Thursday, May 16, 2019

Bolton Is Choking On Foreign Policy, Here’s Who Should Replace Him



May 16, 2019 William Craddick

It’s been a bad year on the job for John Bolton.

Whether it is blowing up the Hanoi Summit with a memo, embarrassing the US abroad by backing a Venezuelan coup which fizzled out or getting American forces into a potential war with Iran based solely on non-specific Israeli intelligence the National Security Advisor has shown himself to be unable to help President Donald Trump deliver on campaign promises but adept at creating a mess. Since assuming his position in April 2018, Bolton has dragged Trump, who ran on a platform of non-intervention and a re-haul of American foreign policy strategies, into a myriad of problems that have caused him to contradict his own agenda. This is the result of extreme incompetence if not outright sabotage.

With Trump reportedly growing frustrated with Bolton, a new candidate for the job should be suggested. The President ought to consider retired Army Colonel Douglas Macgregor.

Macgregor has an anti-establishment flair that causes him not to get along with the bureaucratic class who Trump popularly clashed with in the 2016 US Presidential election. He was the squadron operations officer responsible for directing US troops on the ground in the legendary Battle of 73 Easting during the Gulf War where American armored vehicles defeated a much Iraqi detachment. But his dislike for gamesmanship and blunt demeanor meant that Macgregor did not thrive in the military despite his ability to innovate on the battlefield. A perfect match for Trump, who prefers officials that are not liked by the herd.

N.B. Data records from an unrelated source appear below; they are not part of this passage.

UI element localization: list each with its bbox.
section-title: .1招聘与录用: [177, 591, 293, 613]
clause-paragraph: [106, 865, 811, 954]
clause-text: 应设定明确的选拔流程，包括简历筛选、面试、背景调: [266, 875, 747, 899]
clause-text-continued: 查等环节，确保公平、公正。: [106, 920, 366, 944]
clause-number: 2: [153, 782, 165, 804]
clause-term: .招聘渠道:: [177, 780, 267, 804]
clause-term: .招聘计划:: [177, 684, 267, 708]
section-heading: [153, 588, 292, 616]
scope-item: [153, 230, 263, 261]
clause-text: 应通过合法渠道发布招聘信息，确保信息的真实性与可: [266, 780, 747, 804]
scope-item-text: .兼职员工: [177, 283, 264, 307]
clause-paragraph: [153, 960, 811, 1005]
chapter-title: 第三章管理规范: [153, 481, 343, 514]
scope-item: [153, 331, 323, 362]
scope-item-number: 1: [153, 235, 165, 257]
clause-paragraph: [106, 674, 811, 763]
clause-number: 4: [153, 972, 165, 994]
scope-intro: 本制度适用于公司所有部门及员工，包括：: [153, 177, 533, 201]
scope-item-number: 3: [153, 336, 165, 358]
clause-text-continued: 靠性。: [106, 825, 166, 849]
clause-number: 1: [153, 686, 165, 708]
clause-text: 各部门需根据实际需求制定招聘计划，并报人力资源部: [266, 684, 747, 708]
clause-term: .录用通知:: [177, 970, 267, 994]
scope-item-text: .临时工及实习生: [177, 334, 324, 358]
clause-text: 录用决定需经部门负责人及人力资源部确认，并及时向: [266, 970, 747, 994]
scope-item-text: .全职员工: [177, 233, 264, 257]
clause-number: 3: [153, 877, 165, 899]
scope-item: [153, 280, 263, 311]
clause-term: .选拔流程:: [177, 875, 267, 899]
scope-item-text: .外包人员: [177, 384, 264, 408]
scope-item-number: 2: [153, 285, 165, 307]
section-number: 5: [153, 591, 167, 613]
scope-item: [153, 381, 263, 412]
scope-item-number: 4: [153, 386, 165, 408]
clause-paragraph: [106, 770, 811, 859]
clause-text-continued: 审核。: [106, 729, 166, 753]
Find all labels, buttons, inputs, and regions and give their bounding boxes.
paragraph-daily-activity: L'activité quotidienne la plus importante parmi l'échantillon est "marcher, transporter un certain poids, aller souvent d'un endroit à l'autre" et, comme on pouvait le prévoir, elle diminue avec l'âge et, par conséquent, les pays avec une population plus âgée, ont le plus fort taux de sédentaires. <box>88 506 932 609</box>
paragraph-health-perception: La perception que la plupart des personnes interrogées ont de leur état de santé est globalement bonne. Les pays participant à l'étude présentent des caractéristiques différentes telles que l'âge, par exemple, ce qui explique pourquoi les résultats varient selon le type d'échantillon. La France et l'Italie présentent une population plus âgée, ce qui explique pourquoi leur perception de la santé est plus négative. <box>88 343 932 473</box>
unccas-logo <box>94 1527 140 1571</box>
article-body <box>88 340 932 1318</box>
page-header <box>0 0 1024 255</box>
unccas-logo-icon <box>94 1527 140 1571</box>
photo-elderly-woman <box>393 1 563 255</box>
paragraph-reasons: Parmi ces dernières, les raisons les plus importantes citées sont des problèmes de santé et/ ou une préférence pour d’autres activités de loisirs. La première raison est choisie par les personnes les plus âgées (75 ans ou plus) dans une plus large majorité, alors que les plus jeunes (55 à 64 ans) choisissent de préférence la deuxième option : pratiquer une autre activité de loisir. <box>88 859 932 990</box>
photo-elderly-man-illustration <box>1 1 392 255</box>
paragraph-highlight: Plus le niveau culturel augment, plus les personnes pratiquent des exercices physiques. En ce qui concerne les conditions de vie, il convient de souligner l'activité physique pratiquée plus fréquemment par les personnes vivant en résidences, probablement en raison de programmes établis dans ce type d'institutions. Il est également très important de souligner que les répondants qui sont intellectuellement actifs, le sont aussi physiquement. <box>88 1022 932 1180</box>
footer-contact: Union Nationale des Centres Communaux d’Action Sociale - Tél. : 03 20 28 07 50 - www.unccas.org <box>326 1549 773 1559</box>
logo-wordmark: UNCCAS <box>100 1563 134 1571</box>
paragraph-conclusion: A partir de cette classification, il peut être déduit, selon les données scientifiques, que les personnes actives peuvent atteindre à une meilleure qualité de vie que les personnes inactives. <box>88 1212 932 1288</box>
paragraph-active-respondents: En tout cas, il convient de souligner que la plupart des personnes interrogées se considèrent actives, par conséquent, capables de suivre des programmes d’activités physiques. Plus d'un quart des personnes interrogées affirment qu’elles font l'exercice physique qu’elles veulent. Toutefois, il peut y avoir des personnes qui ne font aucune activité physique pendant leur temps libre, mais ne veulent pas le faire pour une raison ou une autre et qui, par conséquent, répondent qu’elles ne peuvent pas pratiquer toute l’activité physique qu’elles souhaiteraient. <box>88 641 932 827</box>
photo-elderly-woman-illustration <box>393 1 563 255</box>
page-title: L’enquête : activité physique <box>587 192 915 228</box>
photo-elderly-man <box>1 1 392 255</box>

“Make Donald Trump Great Again” is Macgregor’s mantra. It is much needed in an administration where the President often seems to be the only one who still champions foreign policy objectives like the border wall that originally caught the attention of his base. While Bolton lives eternally in the Cold War, Macgregor’s focus is on the problems afflicting a United States that is struggling without grace to find its place in the modern world. He rightly calls out Bolton’s insistence on an “all or nothing” approach to negotiations with North Korea that have prevented a peace deal and rages about constant attempts by Washington insiders to induce Trump to backtrack on policy announcements that him look weak and self-contradictory in the process.

The strategy pursued by Bolton and his contemporaries seeks to return the United States to the unipolar era of the 1990’s when America’s dominance was secured by a ruined Russia and a still-developing China. They have not learned from the lessons of the USSR, which collapsed because it was simply unable to keep up with the expenses of running a global empire that an economically dominant United States could once handle.

America’s shifting role in the world is very much on the mind of Macgregor. It is reflected in his skepticism of NATO, his calls for reform of the military and his criticism of America’s wars that drag on for years but no longer result in victories. His distaste for foreign wars that sap a nation’s global power and do not meaningfully help America achieve its foreign policy objectives is a refreshing change from the hawkish behavior of Bolton, who is currently drawing the United States dangerously close to a conflict with Iran. Macgregor compares Bolton to Don Gaspar de Guzmán, the advisor to Spain’s King Philip IV who crashed the debt-ridden Spanish empire by engaging it in sporadic and unhelpful foreign interventions. Philip IV is notorious for this failure while Guzmán is now long forgotten. If Trump does not release Bolton soon his legacy will likely suffer the same fate.

America cannot afford the foolish council of those who are unable or unwilling to see the crisis that the country currently sits in. Take a chance on someone who goes against the grain.